Morris, now 27, started DJing and making electronic music around the age of 15, employing a Commodore Amiga 500 and Octamed tracker software (an early sample-based program). He could create only simple tracks with such humble tools, but a few years later he’d find inspiration in a new piece of equipment. In 1999, Morris was making tunes on a PC using Cubase software–and not having much luck–until a friend gave him a copy of Fruity Loops. “I use it to this day for everything,” he says. “It’s awesome.”

With a newfound confidence to match his new set-up, Morris has been making certifiable bangers and garnering praise for remixes of Black Ghosts (Simian’s Simon Lord and DJ Touché), dubstep don Burial, and East London rapper Lethal Bizzle. “Any Way You Choose to Give It,” a reworking of a track by the former, “has been the one that really kicked everything off,” Morris explains. And though that song’s almost a year old now, Morris tells us he “still [gets] MySpace messages from people asking where they can get a copy.”
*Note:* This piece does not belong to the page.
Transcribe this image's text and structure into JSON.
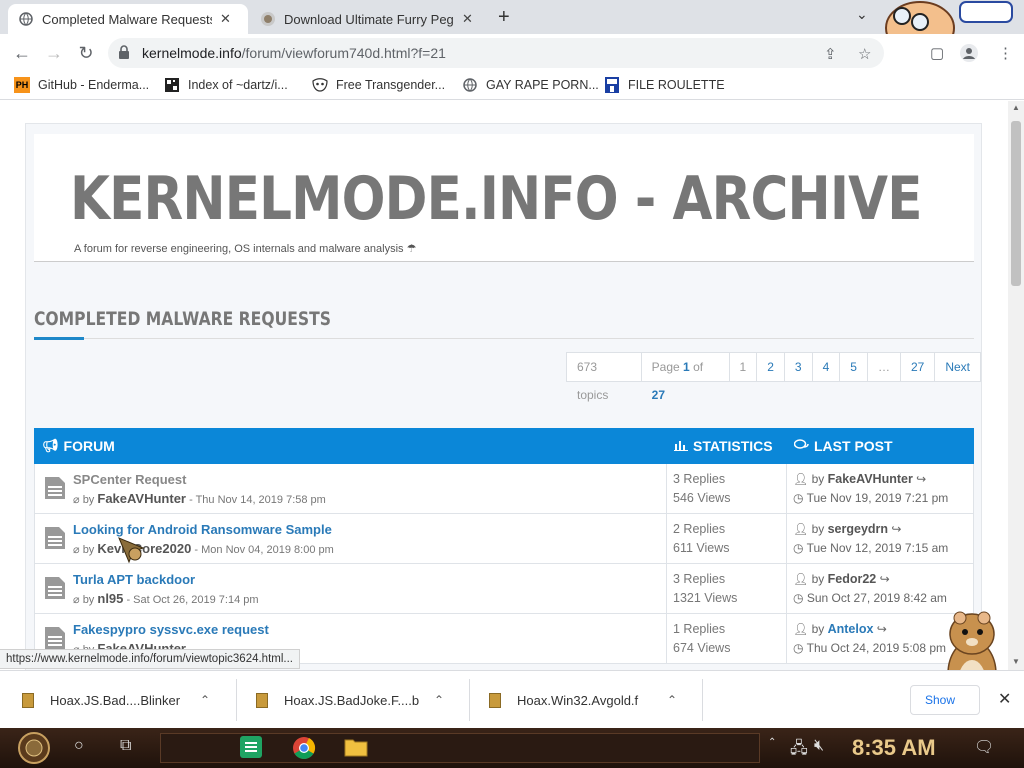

His productions are chock-full of ideas–lots of bass and breakbeats culled from hip-hop, jungle, and big beat, as well as plenty of chopped-up and screwed vocals–edited cleanly into a composed, wholly danceable thump that owes as much to Baltimore and late-’90s hip-hop as it does the British rave scene. “I like bass, I like melody, and I like dynamics,” he offers. “I’m just throwing things [together] to see what comes out.”